Big Data/Machine Learning/AI
Prediction of Acute and Chronic Kidney Diseases During the Post-COVID-19 Pandemic with Machine Learning Models: Utilizing National Electronic Health Records in the US Yue Zhang* Yue Zhang Nasrollah Ghahramani Vernon M. Chinchilli Djibril M. Ba
Background: COVID-19 infections have been demonstrated to impact acute kidney injury (AKI) and chronic kidney disease (CKD). However, the application of machine learning (ML) algorithms to predict the risk of AKI and CKD during the post-pandemic period is lacking. We aimed to leverage large electronic health records (EHR) and ML algorithms to predict the risk of incident AKI and CKD in both the short and long term during the post-pandemic period and to translate our ML models into a practical webpage application.
Methods: National EHR data from TriNetX were used, emulating a prospective cohort from 07/01/2022 to 03/31/2024, which was separated into training and testing datasets. A total of 69 baseline variables were included, with demographics, comorbidities, lab test results, vital signs, medication histories, hospitalization visits, and COVID-19-related variables. Two prediction windows, 1 month and 1 year from the index dates, were defined to identify the incidence of AKI and CKD. Eight machine learning models, primarily including adaptive boosting (AdaBoost), extreme gradient boosting (XGBoost), neural network (NN), and random forest (RF), were applied. Cross-validation and model tuning were conducted during the training process. Six evaluation metrics, including the area under the receiver-operating-characteristic curve (AUROC), were used to compare model performance. A combination of model-driven, data-driven, and clinical-driven methods was employed to identify the final models. An application with the final models was built using the R Shiny framework.
Results: A total of 104,565 patients were included in this study. The final models, incorporating 9 variables—primarily including eGFR, inpatient visit number, and COVID-19 infection counts—were selected. XGBoost demonstrated the best performance for predicting the incidence of AKI in 1 month (AUROC = 0.803), AKI in 1 year (AUROC = 0.799), and CKD in 1 year (AUROC = 0.894).
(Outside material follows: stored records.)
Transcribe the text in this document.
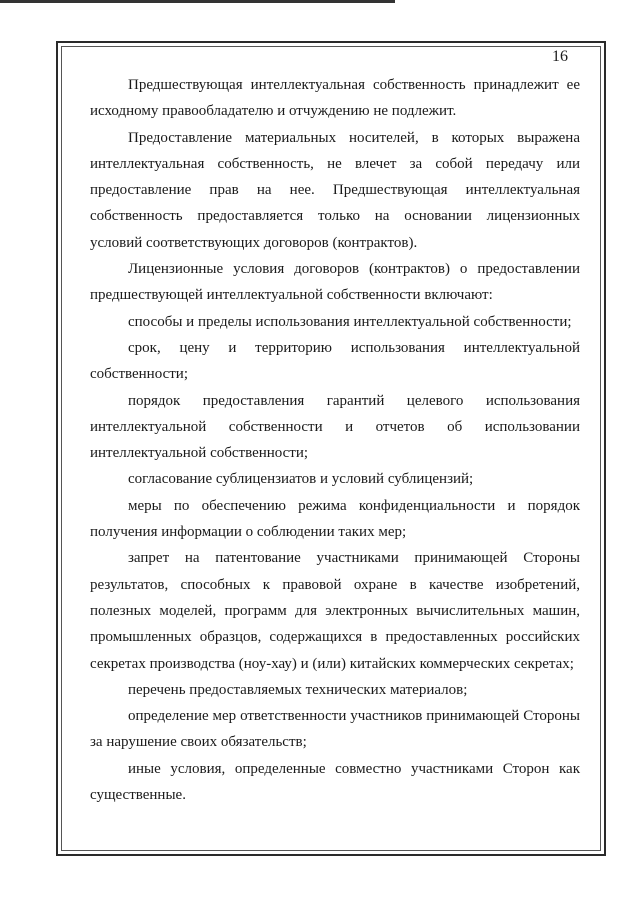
16

Предшествующая интеллектуальная собственность принадлежит ее исходному правообладателю и отчуждению не подлежит.

Предоставление материальных носителей, в которых выражена интеллектуальная собственность, не влечет за собой передачу или предоставление прав на нее. Предшествующая интеллектуальная собственность предоставляется только на основании лицензионных условий соответствующих договоров (контрактов).

Лицензионные условия договоров (контрактов) о предоставлении предшествующей интеллектуальной собственности включают:

способы и пределы использования интеллектуальной собственности;

срок, цену и территорию использования интеллектуальной собственности;

порядок предоставления гарантий целевого использования интеллектуальной собственности и отчетов об использовании интеллектуальной собственности;

согласование сублицензиатов и условий сублицензий;

меры по обеспечению режима конфиденциальности и порядок получения информации о соблюдении таких мер;

запрет на патентование участниками принимающей Стороны результатов, способных к правовой охране в качестве изобретений, полезных моделей, программ для электронных вычислительных машин, промышленных образцов, содержащихся в предоставленных российских секретах производства (ноу-хау) и (или) китайских коммерческих секретах;

перечень предоставляемых технических материалов;

определение мер ответственности участников принимающей Стороны за нарушение своих обязательств;

иные условия, определенные совместно участниками Сторон как существенные.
Random Forest (RF) was selected for predicting the incidence of CKD in 1 month (AUROC = 0.896). Number of COVID-19 infections was shown to be a critical factor for inclusion in the prediction model. The final models were translated into a convenient tool to facilitate their use in clinical settings.
Conclusions: Our study demonstrates the applicability of using large national EHR data in developing high-performance machine learning models to predict AKI and CKD risks in the post-COVID-19 period. Incorporating the number of COVID-19 infections in the past year showed improved prediction performance and should be considered in future models for kidney disease prediction. A user-friendly application was created to support clinicians in risk assessment and surveillance.